# Is XMP really needed?



## CuteSniper22 (Dec 31, 2005)

Hi guys,

Sorry, i'm not asking any help/support here. I'm just a beginner & just wanna to ask whether ram overclocking will really boost up the performance? What I knew that CPU has bulit-in memory controller which decided & limited I/O between CPU & RAM.
May I know what's the point of overclocking the ram since its high frequencies still downclocked in order to works with CPU? I just don't get it..

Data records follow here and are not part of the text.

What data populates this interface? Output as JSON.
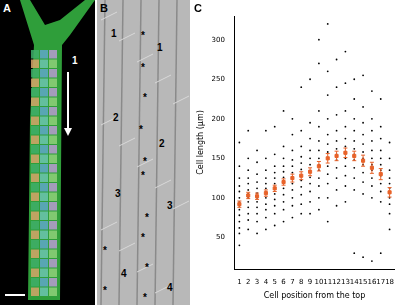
{
  "panels": [
    {
      "label": "A",
      "marks": [
        "1"
      ]
    },
    {
      "label": "B",
      "marks": [
        "1",
        "1",
        "2",
        "2",
        "3",
        "3",
        "4",
        "4"
      ],
      "asterisks": [
        "*",
        "*",
        "*",
        "*",
        "*",
        "*",
        "*",
        "*",
        "*",
        "*",
        "*",
        "*"
      ]
    }
  ],
  "chart_data": {
    "panel": "C",
    "type": "scatter",
    "x_label": "Cell position from the top",
    "y_label": "Cell length (µm)",
    "x": [
      1,
      2,
      3,
      4,
      5,
      6,
      7,
      8,
      9,
      10,
      11,
      12,
      13,
      14,
      15,
      16,
      17,
      18
    ],
    "values": [
      [
        40,
        55,
        62,
        70,
        78,
        85,
        90,
        95,
        100,
        108,
        115,
        125,
        140,
        170
      ],
      [
        60,
        72,
        80,
        88,
        95,
        100,
        105,
        110,
        118,
        125,
        135,
        150,
        185
      ],
      [
        55,
        70,
        80,
        88,
        95,
        100,
        106,
        112,
        120,
        130,
        145,
        160
      ],
      [
        60,
        75,
        85,
        92,
        100,
        106,
        112,
        118,
        125,
        135,
        150,
        185
      ],
      [
        65,
        80,
        90,
        98,
        105,
        112,
        118,
        125,
        132,
        140,
        155,
        190
      ],
      [
        70,
        85,
        95,
        104,
        112,
        120,
        126,
        133,
        140,
        150,
        165,
        210
      ],
      [
        75,
        90,
        100,
        110,
        118,
        125,
        132,
        140,
        148,
        160,
        180,
        200
      ],
      [
        80,
        92,
        104,
        114,
        122,
        128,
        136,
        144,
        152,
        165,
        185,
        240
      ],
      [
        80,
        95,
        108,
        118,
        126,
        134,
        142,
        150,
        160,
        175,
        195,
        250
      ],
      [
        85,
        100,
        115,
        125,
        135,
        142,
        150,
        160,
        172,
        190,
        210,
        270,
        300
      ],
      [
        70,
        100,
        118,
        130,
        140,
        150,
        158,
        168,
        180,
        200,
        230,
        260,
        320
      ],
      [
        90,
        110,
        125,
        138,
        148,
        155,
        162,
        172,
        185,
        205,
        240,
        275
      ],
      [
        95,
        115,
        128,
        140,
        150,
        158,
        165,
        175,
        190,
        210,
        245,
        285
      ],
      [
        30,
        110,
        125,
        138,
        148,
        155,
        162,
        172,
        185,
        200,
        225,
        250
      ],
      [
        25,
        105,
        120,
        132,
        142,
        150,
        158,
        168,
        180,
        195,
        215,
        255
      ],
      [
        20,
        100,
        115,
        125,
        135,
        142,
        150,
        160,
        172,
        185,
        200,
        235
      ],
      [
        30,
        95,
        108,
        118,
        128,
        135,
        142,
        150,
        160,
        175,
        190,
        225
      ],
      [
        60,
        80,
        92,
        100,
        106,
        112,
        118,
        125,
        135,
        150,
        170
      ]
    ],
    "color": "#000000",
    "means": [
      92,
      103,
      102,
      106,
      112,
      120,
      125,
      128,
      133,
      140,
      150,
      153,
      157,
      153,
      147,
      138,
      130,
      107
    ],
    "mean_errors": [
      4,
      4,
      4,
      4,
      4,
      4,
      5,
      5,
      5,
      6,
      6,
      6,
      6,
      6,
      7,
      7,
      7,
      6
    ],
    "mean_color": "#e8632a",
    "xlim": [
      0.5,
      18.5
    ],
    "xticks": [
      1,
      2,
      3,
      4,
      5,
      6,
      7,
      8,
      9,
      10,
      11,
      12,
      13,
      14,
      15,
      16,
      17,
      18
    ],
    "ylim": [
      10,
      330
    ],
    "yticks": [
      50,
      100,
      150,
      200,
      250,
      300
    ],
    "grid": false
  }
}
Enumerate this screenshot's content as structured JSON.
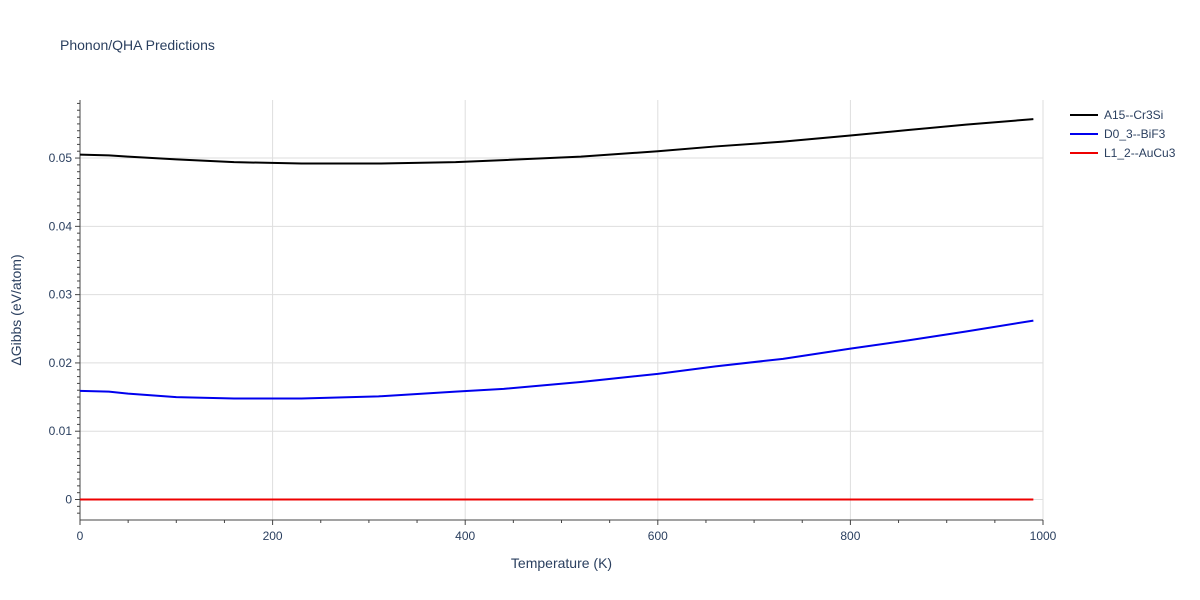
{
  "chart_data": {
    "type": "line",
    "title": "Phonon/QHA Predictions",
    "xlabel": "Temperature (K)",
    "ylabel": "ΔGibbs (eV/atom)",
    "xlim": [
      0,
      1000
    ],
    "ylim": [
      -0.003,
      0.0585
    ],
    "x_ticks": [
      0,
      200,
      400,
      600,
      800,
      1000
    ],
    "x_tick_labels": [
      "0",
      "200",
      "400",
      "600",
      "800",
      "1000"
    ],
    "y_ticks": [
      0,
      0.01,
      0.02,
      0.03,
      0.04,
      0.05
    ],
    "y_tick_labels": [
      "0",
      "0.01",
      "0.02",
      "0.03",
      "0.04",
      "0.05"
    ],
    "grid": true,
    "legend": "top-right",
    "x": [
      0,
      30,
      50,
      100,
      160,
      230,
      310,
      390,
      440,
      520,
      600,
      660,
      730,
      800,
      860,
      920,
      990
    ],
    "series": [
      {
        "name": "A15--Cr3Si",
        "color": "#000000",
        "values": [
          0.0505,
          0.0504,
          0.0502,
          0.0498,
          0.0494,
          0.0492,
          0.0492,
          0.0494,
          0.0497,
          0.0502,
          0.051,
          0.0517,
          0.0524,
          0.0533,
          0.0541,
          0.0549,
          0.0557
        ]
      },
      {
        "name": "D0_3--BiF3",
        "color": "#0000ee",
        "values": [
          0.0159,
          0.0158,
          0.0155,
          0.015,
          0.0148,
          0.0148,
          0.0151,
          0.0158,
          0.0162,
          0.0172,
          0.0184,
          0.0195,
          0.0206,
          0.0221,
          0.0233,
          0.0246,
          0.0262
        ]
      },
      {
        "name": "L1_2--AuCu3",
        "color": "#ee0000",
        "values": [
          0,
          0,
          0,
          0,
          0,
          0,
          0,
          0,
          0,
          0,
          0,
          0,
          0,
          0,
          0,
          0,
          0
        ]
      }
    ]
  }
}
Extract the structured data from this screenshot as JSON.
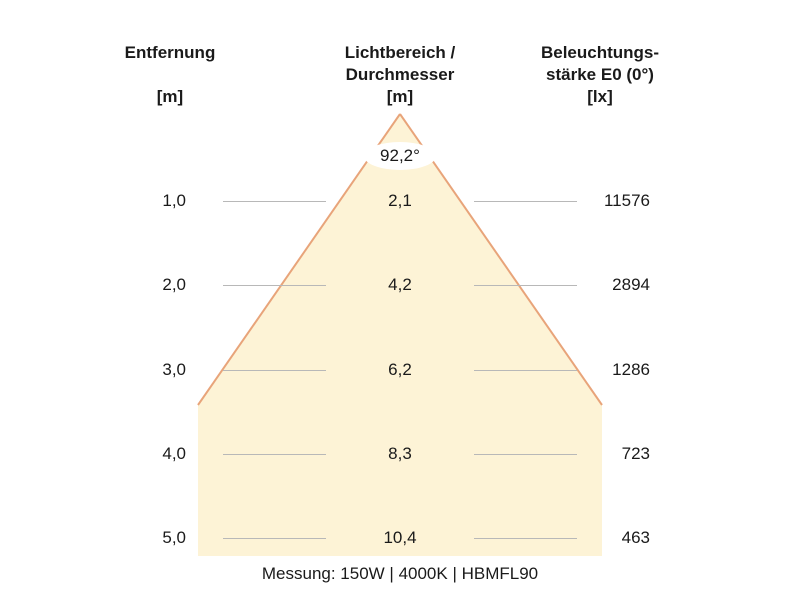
{
  "headers": {
    "distance": {
      "line1": "Entfernung",
      "unit": "[m]"
    },
    "diameter": {
      "line1": "Lichtbereich /",
      "line2": "Durchmesser",
      "unit": "[m]"
    },
    "illuminance": {
      "line1": "Beleuchtungs-",
      "line2": "stärke E0 (0°)",
      "unit": "[lx]"
    }
  },
  "beam_angle_label": "92,2°",
  "rows": [
    {
      "distance": "1,0",
      "diameter": "2,1",
      "illuminance": "11576"
    },
    {
      "distance": "2,0",
      "diameter": "4,2",
      "illuminance": "2894"
    },
    {
      "distance": "3,0",
      "diameter": "6,2",
      "illuminance": "1286"
    },
    {
      "distance": "4,0",
      "diameter": "8,3",
      "illuminance": "723"
    },
    {
      "distance": "5,0",
      "diameter": "10,4",
      "illuminance": "463"
    }
  ],
  "footer": "Messung: 150W | 4000K | HBMFL90",
  "colors": {
    "cone_fill": "#fdf3d6",
    "cone_edge": "#e8a47a",
    "guide_line": "#b8b8b8"
  }
}
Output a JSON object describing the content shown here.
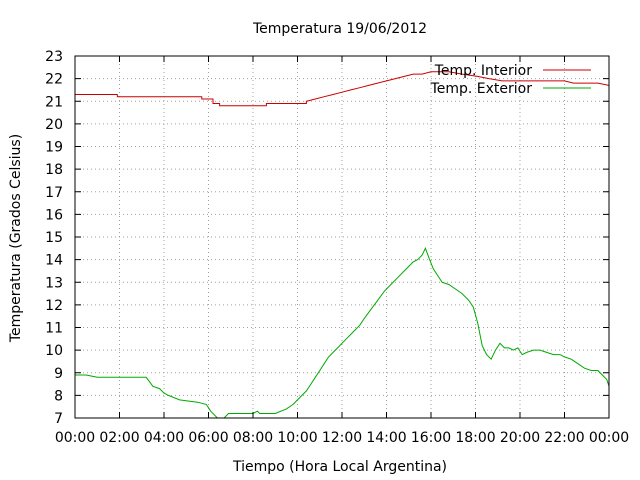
{
  "chart_data": {
    "type": "line",
    "title": "Temperatura 19/06/2012",
    "xlabel": "Tiempo (Hora Local Argentina)",
    "ylabel": "Temperatura (Grados Celsius)",
    "xlim": [
      0,
      24
    ],
    "ylim": [
      7,
      23
    ],
    "x_ticks": [
      "00:00",
      "02:00",
      "04:00",
      "06:00",
      "08:00",
      "10:00",
      "12:00",
      "14:00",
      "16:00",
      "18:00",
      "20:00",
      "22:00",
      "00:00"
    ],
    "y_ticks": [
      7,
      8,
      9,
      10,
      11,
      12,
      13,
      14,
      15,
      16,
      17,
      18,
      19,
      20,
      21,
      22,
      23
    ],
    "grid": true,
    "legend_position": "top-right",
    "series": [
      {
        "name": "Temp. Interior",
        "color": "#cc0000",
        "x": [
          0,
          1.9,
          1.9,
          2.3,
          2.3,
          5.7,
          5.7,
          6.2,
          6.2,
          6.5,
          6.5,
          8.6,
          8.6,
          9.0,
          9.0,
          10.4,
          10.4,
          10.8,
          11.2,
          11.6,
          12.0,
          12.4,
          12.8,
          13.2,
          13.6,
          14.0,
          14.4,
          14.8,
          15.2,
          15.6,
          16.0,
          16.8,
          17.4,
          18.1,
          18.6,
          19.2,
          20.0,
          21.0,
          22.0,
          22.4,
          23.0,
          23.5,
          24.0
        ],
        "y": [
          21.3,
          21.3,
          21.2,
          21.2,
          21.2,
          21.2,
          21.1,
          21.1,
          20.9,
          20.9,
          20.8,
          20.8,
          20.9,
          20.9,
          20.9,
          20.9,
          21.0,
          21.1,
          21.2,
          21.3,
          21.4,
          21.5,
          21.6,
          21.7,
          21.8,
          21.9,
          22.0,
          22.1,
          22.2,
          22.2,
          22.3,
          22.3,
          22.2,
          22.1,
          22.0,
          21.9,
          21.9,
          21.9,
          21.9,
          21.8,
          21.8,
          21.8,
          21.7
        ]
      },
      {
        "name": "Temp. Exterior",
        "color": "#00aa00",
        "x": [
          0,
          0.5,
          1.0,
          2.0,
          3.2,
          3.5,
          3.8,
          4.0,
          4.2,
          4.7,
          5.5,
          5.9,
          6.1,
          6.4,
          6.7,
          6.9,
          8.0,
          8.2,
          8.3,
          9.0,
          9.5,
          9.8,
          10.0,
          10.2,
          10.4,
          10.6,
          10.8,
          11.0,
          11.2,
          11.4,
          11.6,
          11.8,
          12.0,
          12.2,
          12.5,
          12.8,
          13.0,
          13.3,
          13.6,
          13.9,
          14.2,
          14.5,
          14.8,
          15.0,
          15.2,
          15.4,
          15.6,
          15.75,
          15.9,
          16.1,
          16.3,
          16.5,
          16.8,
          17.1,
          17.4,
          17.7,
          17.9,
          18.1,
          18.3,
          18.5,
          18.7,
          18.9,
          19.1,
          19.3,
          19.5,
          19.7,
          19.9,
          20.1,
          20.3,
          20.6,
          20.9,
          21.2,
          21.5,
          21.8,
          22.0,
          22.3,
          22.6,
          22.9,
          23.2,
          23.5,
          23.7,
          23.9,
          24.0
        ],
        "y": [
          8.9,
          8.9,
          8.8,
          8.8,
          8.8,
          8.4,
          8.3,
          8.1,
          8.0,
          7.8,
          7.7,
          7.6,
          7.3,
          7.0,
          7.0,
          7.2,
          7.2,
          7.3,
          7.2,
          7.2,
          7.4,
          7.6,
          7.8,
          8.0,
          8.2,
          8.5,
          8.8,
          9.1,
          9.4,
          9.7,
          9.9,
          10.1,
          10.3,
          10.5,
          10.8,
          11.1,
          11.4,
          11.8,
          12.2,
          12.6,
          12.9,
          13.2,
          13.5,
          13.7,
          13.9,
          14.0,
          14.2,
          14.5,
          14.1,
          13.6,
          13.3,
          13.0,
          12.9,
          12.7,
          12.5,
          12.2,
          11.9,
          11.2,
          10.2,
          9.8,
          9.6,
          10.0,
          10.3,
          10.1,
          10.1,
          10.0,
          10.1,
          9.8,
          9.9,
          10.0,
          10.0,
          9.9,
          9.8,
          9.8,
          9.7,
          9.6,
          9.4,
          9.2,
          9.1,
          9.1,
          8.9,
          8.7,
          8.4
        ]
      }
    ]
  }
}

Sorry for asking noob question...


----------



## Stancestans (Apr 26, 2009)

There's a wealth of information here https://www.tomshardware.com/reviews/ram-overclocking-guide,4693.html about this, and I believe the opening statements of that guide do answer your question. Read and understand all of it and you'll be to able to tell whether it's beneficial to your use case or not.


----------



## SpareChange (Mar 7, 2019)

XMP is worth it to get your advertised speeds, and for a select few games that benefit from the performance boost. In some cases it can be 10-15%. It can also be very beneficial if you use an AMD Ryzen Platform where both the overall computing and gaming performance increase can be rather substantial, granted you use a good enough motherboard to cover the DDR4 ratio spread. E.G DDR 3200 that can actually run stable _both_ in nominal running mode _and_ gaming at all times (I don't accept anything less some do but I don't). There are a some B350-450's that will do it and about 90% of X370's run most quality vendor checked ram at advertised speeds. It takes a quality built board, with good stable & overall power distribution to do it on a reliable everyday basis.


----------